The trophy was named after Moreno’s broadcast partner at the suggestion of Jaime Santos, and both schools’ administrations agreed that Carrillo’s contributions to sports, education and the community made him a worthy selection. He has been a remarkable player, a coach, educator, elected official and Calexico city manager.

Moreno said earlier this week that naming the trophy after Carrillo was kept hush-hush until the game on Friday night, Oct. 29, to surprise his partner.  

As for the trophy itself, Moreno in seeking out the perfect icon, found inspiration in the unlikeliest of places.

“In thinking of what to present, I thought, you know, a fence or a wall that’s not the right concept. Then I remembered an old video by Huell Howser in ‘California’s Gold,’ where he comes and visits Calexico and they visit the Port of Entry, and right there in the video is an obelisk, which was a boundary marker for both countries,” Moreno said.

The late Huell Howser (left) speaks with then-downtown Calexico Port Director Robert Montejano of the U.S. Customs Service during a December 1991 episode of Howser’s “California’s Gold.” | SCREEN CAPTURE

The city of Calexico, he said, was the site of marker No. 220.

The marker can be seen at minute 22 of the December 1991 episode of “California’s Gold,” which can be viewed online at the Huell Howser Archives through Chapman University.

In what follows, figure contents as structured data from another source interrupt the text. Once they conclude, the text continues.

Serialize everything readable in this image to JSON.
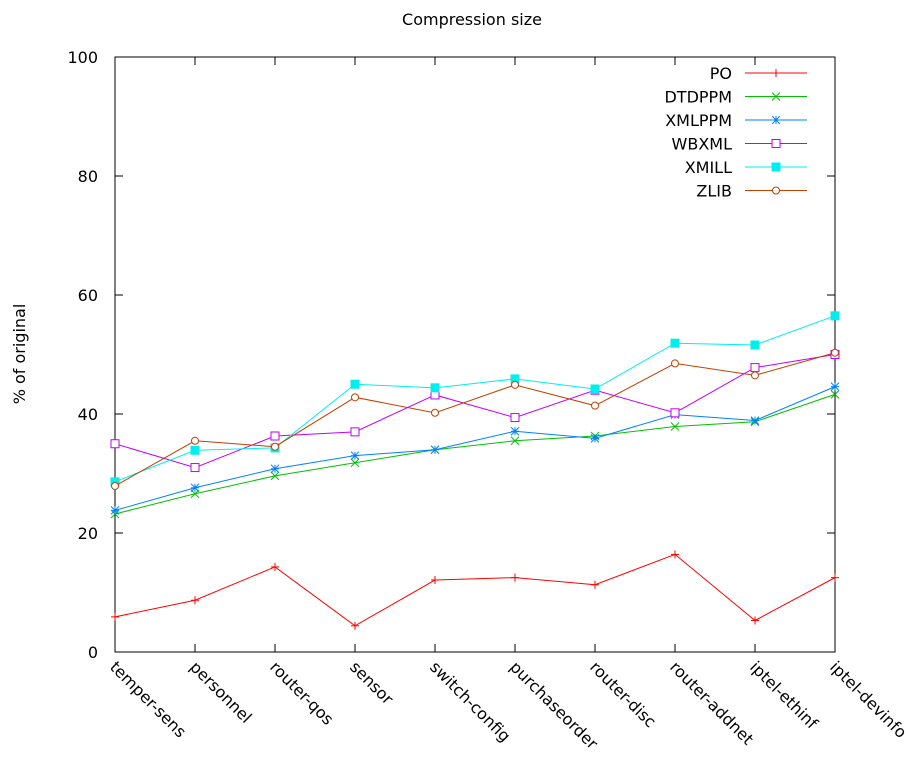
{
  "chart_data": {
    "type": "line",
    "title": "Compression size",
    "xlabel": "",
    "ylabel": "% of original",
    "ylim": [
      0,
      100
    ],
    "yticks": [
      0,
      20,
      40,
      60,
      80,
      100
    ],
    "grid": false,
    "legend_position": "top-right",
    "categories": [
      "temper-sens",
      "personnel",
      "router-qos",
      "sensor",
      "switch-config",
      "purchaseorder",
      "router-disc",
      "router-addnet",
      "iptel-ethinf",
      "iptel-devinfo"
    ],
    "series": [
      {
        "name": "PO",
        "color": "#ff0000",
        "marker": "plus",
        "values": [
          5.9,
          8.7,
          14.3,
          4.4,
          12.1,
          12.5,
          11.3,
          16.4,
          5.3,
          12.5
        ]
      },
      {
        "name": "DTDPPM",
        "color": "#00c000",
        "marker": "cross",
        "values": [
          23.2,
          26.6,
          29.6,
          31.8,
          34.0,
          35.5,
          36.3,
          37.9,
          38.7,
          43.3
        ]
      },
      {
        "name": "XMLPPM",
        "color": "#0080ff",
        "marker": "star",
        "values": [
          23.8,
          27.6,
          30.8,
          33.0,
          34.0,
          37.1,
          35.9,
          39.9,
          38.9,
          44.6
        ]
      },
      {
        "name": "WBXML",
        "color": "#c000ff",
        "marker": "open-square",
        "values": [
          35.0,
          31.0,
          36.3,
          37.0,
          43.2,
          39.4,
          44.0,
          40.2,
          47.8,
          50.0
        ]
      },
      {
        "name": "XMILL",
        "color": "#00eeee",
        "marker": "filled-square",
        "values": [
          28.6,
          33.9,
          34.3,
          45.0,
          44.4,
          45.9,
          44.2,
          51.9,
          51.6,
          56.5
        ]
      },
      {
        "name": "ZLIB",
        "color": "#c04000",
        "marker": "open-circle",
        "values": [
          27.9,
          35.5,
          34.5,
          42.8,
          40.2,
          44.9,
          41.4,
          48.5,
          46.5,
          50.3
        ]
      }
    ]
  }
}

“I shared the idea with Calexico ASB Director Raul Martinez, and I shared it with Vincent’s athletic director and their coaches, and they liked the idea,” Moreno said.

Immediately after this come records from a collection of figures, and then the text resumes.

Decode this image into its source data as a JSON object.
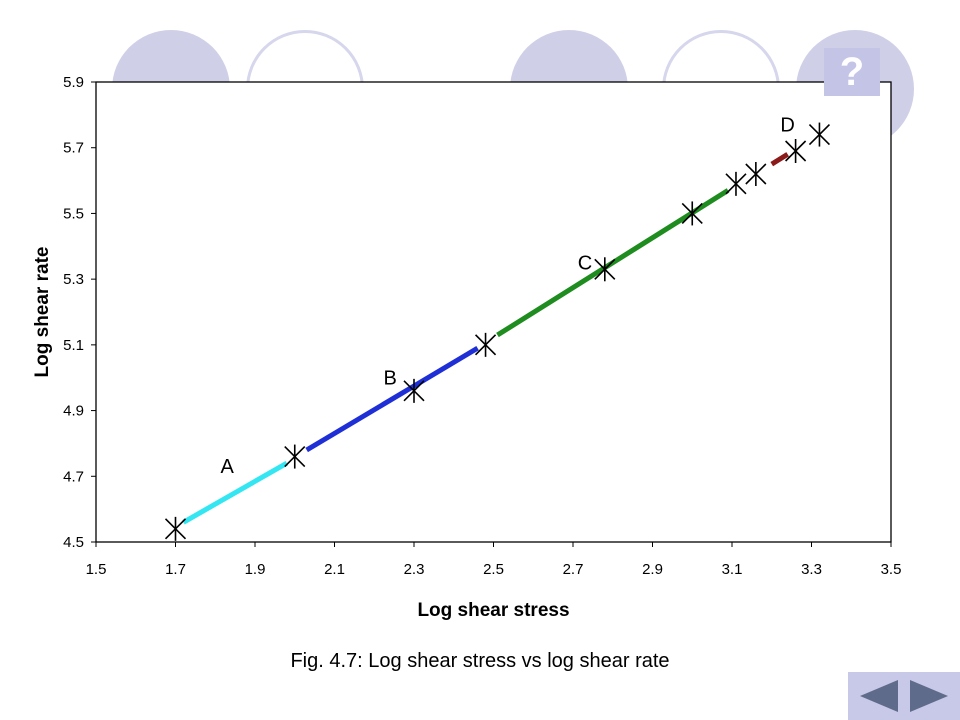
{
  "help": {
    "label": "?"
  },
  "caption": {
    "prefix": "Fig. 4.7:",
    "text": " Log shear stress vs log shear rate"
  },
  "nav": {
    "prev_icon": "triangle-left-icon",
    "next_icon": "triangle-right-icon"
  },
  "colors": {
    "segment_A": "#33e6f2",
    "segment_B": "#1f2fd6",
    "segment_C": "#1e8c1e",
    "segment_D": "#8b1a1a",
    "decor": "#cfcfe8"
  },
  "chart_data": {
    "type": "line",
    "xlabel": "Log shear stress",
    "ylabel": "Log shear rate",
    "xlim": [
      1.5,
      3.5
    ],
    "ylim": [
      4.5,
      5.9
    ],
    "xticks": [
      "1.5",
      "1.7",
      "1.9",
      "2.1",
      "2.3",
      "2.5",
      "2.7",
      "2.9",
      "3.1",
      "3.3",
      "3.5"
    ],
    "yticks": [
      "4.5",
      "4.7",
      "4.9",
      "5.1",
      "5.3",
      "5.5",
      "5.7",
      "5.9"
    ],
    "grid": false,
    "points": [
      {
        "x": 1.7,
        "y": 4.54
      },
      {
        "x": 2.0,
        "y": 4.76
      },
      {
        "x": 2.3,
        "y": 4.96
      },
      {
        "x": 2.48,
        "y": 5.1
      },
      {
        "x": 2.78,
        "y": 5.33
      },
      {
        "x": 3.0,
        "y": 5.5
      },
      {
        "x": 3.11,
        "y": 5.59
      },
      {
        "x": 3.16,
        "y": 5.62
      },
      {
        "x": 3.26,
        "y": 5.69
      },
      {
        "x": 3.32,
        "y": 5.74
      }
    ],
    "segments": [
      {
        "name": "A",
        "color": "#33e6f2",
        "from": {
          "x": 1.72,
          "y": 4.56
        },
        "to": {
          "x": 1.98,
          "y": 4.74
        },
        "label_at": {
          "x": 1.83,
          "y": 4.71
        }
      },
      {
        "name": "B",
        "color": "#1f2fd6",
        "from": {
          "x": 2.03,
          "y": 4.78
        },
        "to": {
          "x": 2.46,
          "y": 5.09
        },
        "label_at": {
          "x": 2.24,
          "y": 4.98
        }
      },
      {
        "name": "C",
        "color": "#1e8c1e",
        "from": {
          "x": 2.51,
          "y": 5.13
        },
        "to": {
          "x": 3.09,
          "y": 5.57
        },
        "label_at": {
          "x": 2.73,
          "y": 5.33
        }
      },
      {
        "name": "D",
        "color": "#8b1a1a",
        "from": {
          "x": 3.2,
          "y": 5.65
        },
        "to": {
          "x": 3.24,
          "y": 5.68
        },
        "label_at": {
          "x": 3.24,
          "y": 5.75
        }
      }
    ]
  }
}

Enter Eduardo “Eddie” Rascon, Calexico High alum from the Class of 1978 and sculptor of gravestones and monuments for his Acropolis West Designs of San Diego.

Rascon had already created two monuments for Calexico High School, one in honor of football stadium namesake Willis Ward and a running man for the school track named in honor of Cal Armstrong and Jesus Rojas, Moreno said.

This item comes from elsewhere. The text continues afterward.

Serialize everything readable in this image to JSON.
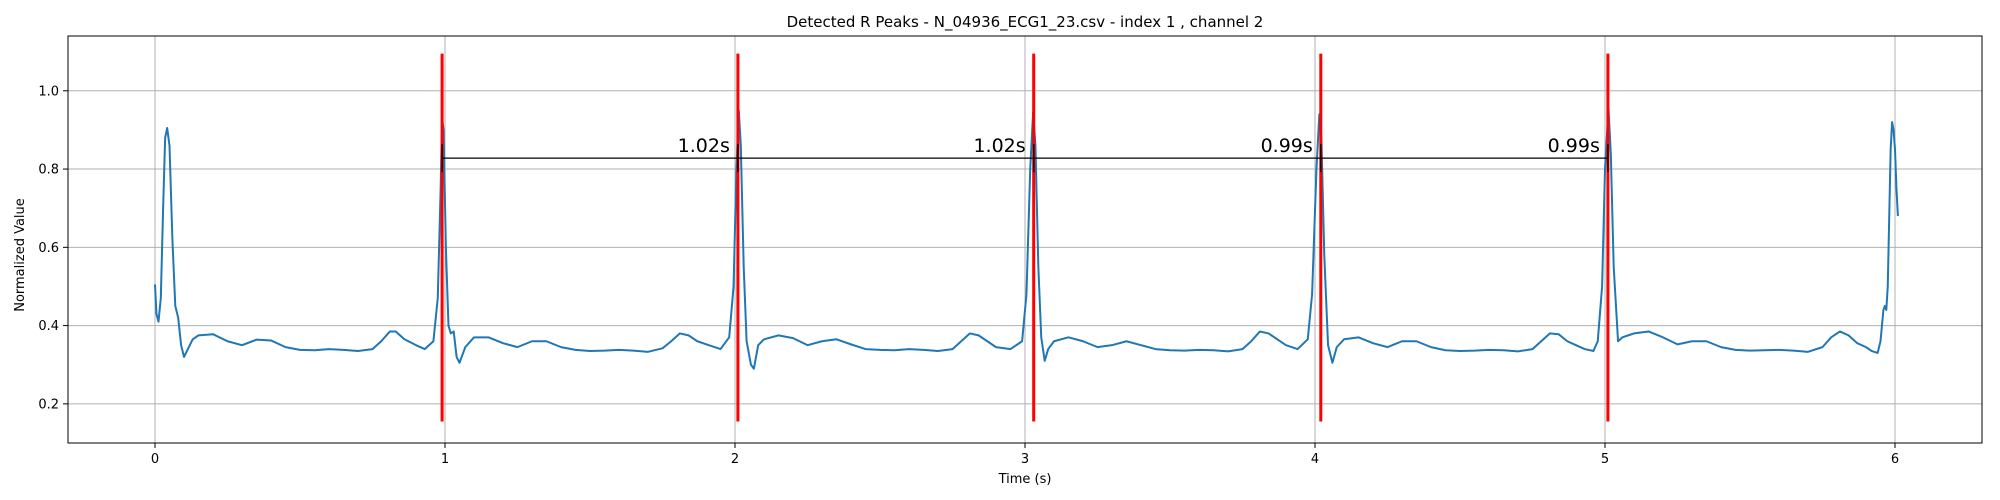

Rascon donated the Battle for the Border trophy free of charge, a 12- to 15-pound solid granite piece, with etched verbiage taken right off the border markers, one of its three sides in English (“Boundary of the United States, Treaty of 1853, Re-Established by Treaties of 1882-1889”) and one side a Spanish-language translation.

On Saturday, Oct. 23, Moreno picked up the trophy at Rascon’s shop in San Diego and brought it home after spending the day with friends from Calexico. He was so excited and in awe of what Rascon had created, Moreno immediately texted photos of the piece to friends, with a dusty pickup as the backdrop.

Battle for the Border started in 2004, and former Bulldog coach John Tyree had T-shirts printed up with the slogan in 2016, which preceded a more consistent schedule. Due to the fact that Calexico and Vincent Memorial played in different leagues — Imperial Valley League and Desert League, respectively — the head-to-head meetings were occasional up until then. Moreno hopes such a beautiful monument will keep the contest a set part of the schedule.

“I hope. … It should be the last game. As long as there are five teams in the IVL and five teams in the Desert League, this can happen,” Moreno said, “because there’s always one nonleague game in the schedule.”

This year, at least, the game takes on even more significance for the 4-5 Bulldogs, Coach Solano said in closing.

“We are really hyped up for this game. A lot is at stake,” he added. “It’s for bragging rights in the city, it can get us to a .500 season, it’s our Homecoming and it’s Senior Night.”

Sports Editor Murray Anderson contributed to this report.

Sculptor and monument maker Eduardo “Eddie” Rascon (from left) poses with Calexico High 1978 classmates Oscar Gastelum and Jose Luis Rojas on Saturday, Oct. 23, while holding the new Battle for the Border trophy created and donated by Rascon for the Calexico city championship and rivalry game between the Bulldogs and the Vincent Memorial Catholic Scots. | PHOTO COURTESY OF JOHN MORENO

(This story was updated on Tuesday, Nov. 2, with information on the naming of the trophy in honor of Victor Carrillo.)